Выбрать главу

Что же делать дальше? Куда это ведет? Говорю вам, возможны лишь два выхода. Можно броситься вниз и стать никем. Можно спуститься вниз и стать кем-то. Воплотиться; начать сначала. Если человек не родится снова…

Финеас выбрал второй путь и понял, что прав. Он обрел то, чего много лет не видел, маленькие радости бедных: леденцы, лимонад, любовь к девушке, которая живет за углом, застенчивость, молодость. Только этого не знал человек, перевернувший вверх дном все семь небес. Он поставил последний опыт; и, смею предположить, опыт удался.

— Да, — твердо и радостно подтвердил Финеас Солт. — В высшей степени.

Мистер Гантер, юрист, встал и сказал в отчаянии:

— Хоть я и знаю все, я ничего не понимаю. Наверное, вы правы, но как вы догадались?

— Мне помогли леденцы в витрине, — ответил Гейл. — Я не мог на них наглядеться, они такие красивые. Дети правы, леденцы лучше драгоценного камня. Как хорошо есть изумруды и аметисты! Я глядел на леденцы и знал, что они о чем-то говорят. Они сверкали, как рубин, тут, в лавке. Снаружи, с улицы, они темные, тусклые. Чтобы привлечь покупателя, можно выставить много других сластей — скажем, позолоченные пряники. И тут я вспомнил о человеке, который рвался в собор, чтобы посмотреть изнутри, как свет проходит через витраж; и все понял. Витрину украшал не лавочник. Он думал не о тех, кто глядит с улицы, а о самом себе. Отсюда, из лавки, он видел рубиновый свет. А мысль о соборе напомнила мне и о другом. Поэт говорил там о двойной жизни святого Фомы Кентерберийского, который познал земную славу и отрешился от нее. Святой Финеас Кройдонский тоже избрал двойную жизнь.

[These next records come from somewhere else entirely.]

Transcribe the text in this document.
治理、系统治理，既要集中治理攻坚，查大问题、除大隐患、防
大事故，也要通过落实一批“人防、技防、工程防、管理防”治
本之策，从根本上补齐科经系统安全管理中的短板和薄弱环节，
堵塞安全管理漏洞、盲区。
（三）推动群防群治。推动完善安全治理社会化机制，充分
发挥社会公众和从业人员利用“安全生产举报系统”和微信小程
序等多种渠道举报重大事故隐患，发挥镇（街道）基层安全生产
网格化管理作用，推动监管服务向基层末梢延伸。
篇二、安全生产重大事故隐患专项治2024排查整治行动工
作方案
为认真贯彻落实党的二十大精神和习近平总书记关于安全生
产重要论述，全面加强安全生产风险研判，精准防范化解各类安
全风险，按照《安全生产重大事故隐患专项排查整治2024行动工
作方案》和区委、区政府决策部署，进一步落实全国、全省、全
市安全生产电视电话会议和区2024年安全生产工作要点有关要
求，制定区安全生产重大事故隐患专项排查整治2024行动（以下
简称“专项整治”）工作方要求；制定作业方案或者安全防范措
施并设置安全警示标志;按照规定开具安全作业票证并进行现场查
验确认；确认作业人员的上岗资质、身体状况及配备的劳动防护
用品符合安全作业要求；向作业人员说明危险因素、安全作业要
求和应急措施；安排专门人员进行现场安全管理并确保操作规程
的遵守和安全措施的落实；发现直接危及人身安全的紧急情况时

— Так… — тяжело переведя дух, вымолвил мистер Гантер. — Со всем почтением предположу, что он свихнулся.

— Нет, — сказал Гейл. — Многие мои друзья свихнулись, и я их понимаю. Но это — история о человеке, который вправил вывих.

ПРЕСТУПЛЕНИЕ ГАБРИЕЛА ГЕЙЛА

Доктор Баттерворт, знаменитый лондонский врач, сидел без пиджака, отдыхая после тенниса, потому что играл в жару на залитой солнцем лужайке. Плотный, приветливый с виду, он повсюду вносил дух бодрости и здоровья, что внушало доверие пациентам, но не слишком занимало его самого, ибо он был не из тех, кто ставит заботу о собственном здоровье превыше всего. Он играл в мяч, когда хотел, и бросал игру, когда хотел, — например, сейчас он бросил ее и ушел в тень покурить. Игра развлекала его, как хорошая шутка. Для многих это значило, что он никогда не станет теннисистом, для него же — что он никогда не перестанет играть. Шутки он очень любил и замечал их там, где другой не заметит; так и теперь он заметил смешное, как шутка, сочетание красок. В темной рамке дверей, как в рамке сцены, сверкала золотом дорожка, по бокам ее рдели и пылали веселые тюльпаны, и четкостью своей, и яркостью подобные орнаменту персидской миниатюры, а посередине шел совершенно черный человек. И шляпа его, и костюм, и зонтик были черными, словно сам Черный Тюльпан ожил и двинулся в путь. Однако минуты через две все стало на свои места: доктор узнал лицо под черными полями и, присмотревшись, понял, что шуткой тут и не пахнет.

— Здравствуйте, Гарт, — приветливо сказал он. — Что это с вами? Вы как на похороны собрались!

— Я и собрался, — отвечал доктор Гарт, кладя на стул черную шляпу. Он был невелик ростом, рыжеволос, а умное его лицо осунулось и поблекло.

— Простите, — быстро сказал Баттерворт, — я не подумал…

— Это похороны особые, — мрачно пояснил Гарт. — В таких случаях мы, врачи, делаем все, чтобы закопать пациента живым.

— Что вы такое говорите? — ужаснулся его коллега.

— А чтобы закопать его живым, — с жутким спокойствием продолжал Гарт, — нужны два врача.

Баттерворт беззвучно присвистнул, глядя на сверкающую дорожку.

— Ах вон оно что! — проговорил он и отрывисто прибавил: — Да, дело неприятное. Но вам как будто особенно тяжко. Что, близкий друг?

— Лучший мой друг, кроме вас, — отвечал Гарт. — Лучший из нынешних молодых. Я давно этого боялся, но не думал, что это проявится в такой острой форме.